Anda enojado con sus pares, no se subordina con sus superiores, trata mal a los dependientes y no ha sido tan eficiente. Le dicen que vienen nuevos aires, que él ya ha cumplido su misión y que debería estar en un puesto sin tantas responsabilidades. Se vive un nuevo año electoral y se necesita un político allí en su lugar y no un técnico. Lo destinan a otras funciones, de menor cuantía. El sueldo es el mismo, las horas de trabajo son menos, la responsabilidad se agota en su tarea. Aunque no alcanza a ver las ventajas de la situación. Debió entregar el celular de la flota del área. Le darían otro, o ninguno. Siente como si le hubieran sacado del alma un quiste cancerígeno.

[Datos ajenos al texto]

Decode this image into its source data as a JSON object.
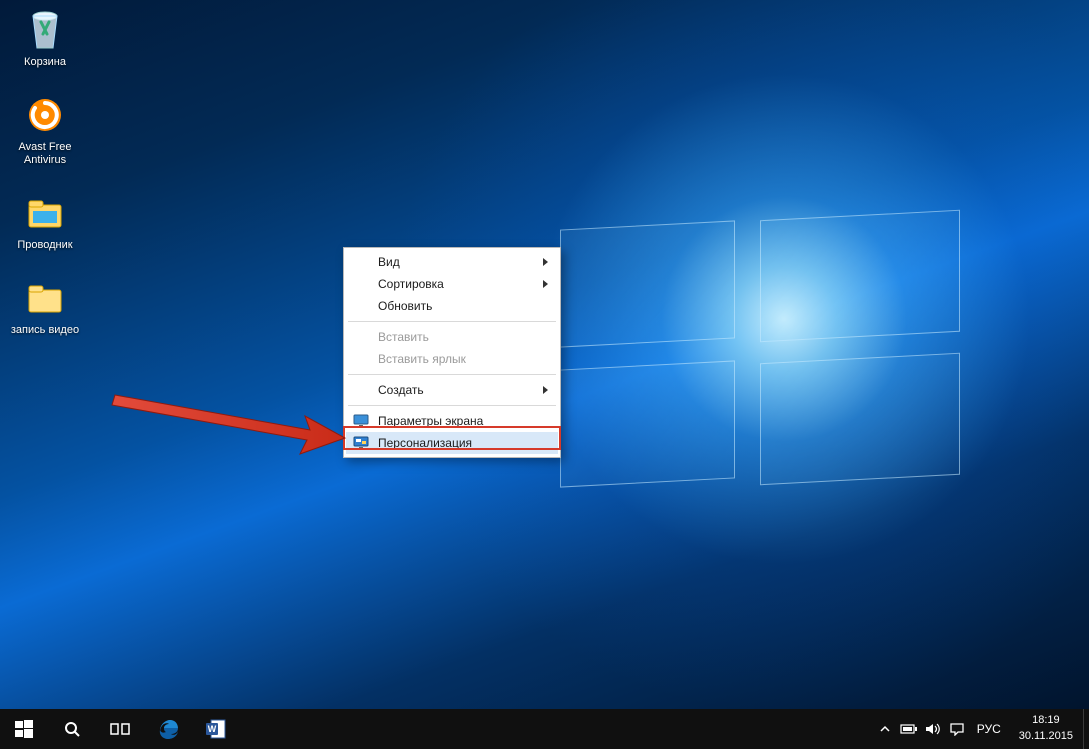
{
  "desktop_icons": [
    {
      "id": "recycle-bin",
      "label": "Корзина"
    },
    {
      "id": "avast",
      "label": "Avast Free Antivirus"
    },
    {
      "id": "explorer",
      "label": "Проводник"
    },
    {
      "id": "video-folder",
      "label": "запись видео"
    }
  ],
  "context_menu": {
    "items": [
      {
        "label": "Вид",
        "submenu": true,
        "disabled": false
      },
      {
        "label": "Сортировка",
        "submenu": true,
        "disabled": false
      },
      {
        "label": "Обновить",
        "submenu": false,
        "disabled": false
      }
    ],
    "paste_items": [
      {
        "label": "Вставить",
        "submenu": false,
        "disabled": true
      },
      {
        "label": "Вставить ярлык",
        "submenu": false,
        "disabled": true
      }
    ],
    "create_item": {
      "label": "Создать",
      "submenu": true,
      "disabled": false
    },
    "bottom_items": [
      {
        "label": "Параметры экрана",
        "icon": "monitor-icon",
        "submenu": false,
        "disabled": false
      },
      {
        "label": "Персонализация",
        "icon": "personalize-icon",
        "submenu": false,
        "disabled": false,
        "hovered": true,
        "highlighted": true
      }
    ]
  },
  "taskbar": {
    "apps": [
      {
        "id": "edge",
        "label": "Microsoft Edge"
      },
      {
        "id": "word",
        "label": "Word"
      }
    ],
    "tray": {
      "input_lang": "РУС",
      "time": "18:19",
      "date": "30.11.2015"
    }
  },
  "colors": {
    "highlight": "#d63a2a",
    "menu_hover": "#d8e8f8"
  }
}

Vuelve a su casa. Desde la puerta de calle huele las ceras de los muebles y huele el tabaco. Su mujer ha vuelto a fumar. Da un portazo que estremece el centro de mesa con sus camelias marchitas. Su mujer duerme, son las once de la mañana y ha vuelto a acostarse, vestida. En su mesa de luz, una parva de blíster, cajas y frascos. Ya está. Ahora otra rutina, no más viajes, no más hoteles, se entusiasma. No más Elisa.

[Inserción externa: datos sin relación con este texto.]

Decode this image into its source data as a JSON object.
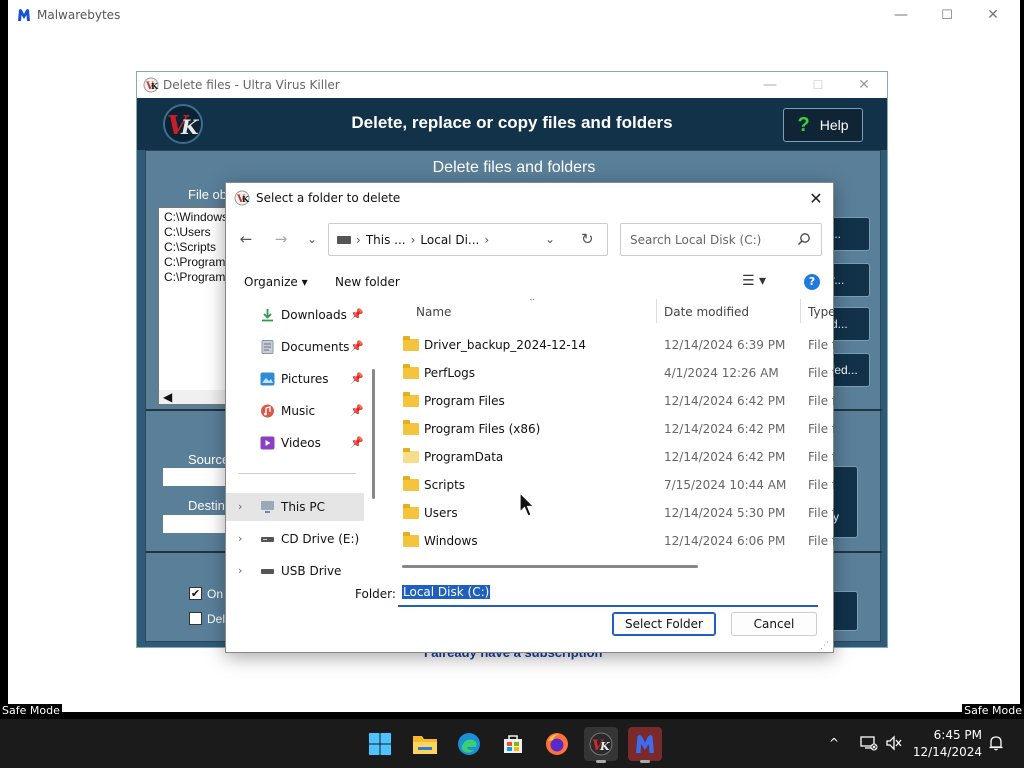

A la tarde sale con su adorada a elegir un nuevo aparato. Tenés que pedirles el chip , papá, así sacás las direcciones. Él le dice que no, que no quiere saber nada con nadie de antes. Que todo será nuevo. Y no quiere el facebook. Es que ya te configuré la línea con tu cuenta de Facebook, papá, si querés no lo usés. Y Daniel no sabe si lamentarlo o entusiasmarse.
Sabe o percibe que algo ha ocurrido, aunque no alcanza a distinguir las consecuencias. Como el dinero que ingresará al hogar seguirá siendo el mismo por un tiempo, parece que nadie se preocupa por el cambio de actividad. Siguen con las altas expectativas, pero Daniel está cambiado. Se enoja por todo, no hay una sola muestra de afecto, ni una caricia; arma operaciones inmobiliarias o contratos de trabajo inverosímiles. Está muy enojado con su hija mayor que le ha traído un pelilargo a la casa, un drogadicto, dice, lo enfurece, no lo quiero ver más y la hija que tampoco la verá a ella y la madre que intercede. Le han desaparecido varios Rutini de la bodega y eso no puede ser más que obra del pelilargo. Si al menos estuviera con Elisa, ella le diría qué hacer con este malhechor. Ve algunas paredes con manchas de humedad. Otras tienen desprendimientos de pintura. No se pregunta qué le puede estar pasando, solo llena papeles, concierta entrevistas y espera mañana. Le dan ganas de ir a confesarse con el cura, qué le diría, malos pensamientos, sí, muy malos.
Ahora sí siente la vergüenza de tener un sueldo sin trabajar, aunque no le desagrada del todo, y envía currículos a amigos, conocidos y extraños, sin repuestas, y pasa horas en cualquier bar que se cruce, con un diario abierto que no lee, con el celular encendido. La mujer está furiosa: Daniel no se baña, no se afeita, no se cambia de ropa. Él se ríe y la expresión de su cara asusta. Tiene ganas de contarle de Elisa a su hija adorada, le parece gracioso. Está seguro de que a su hija le gustará.
Llegará noviembre y no habrá más sueldo para la casa. Tal vez tenga que desprenderse del aparato. Se pregunta qué será de la vida sin Elisa.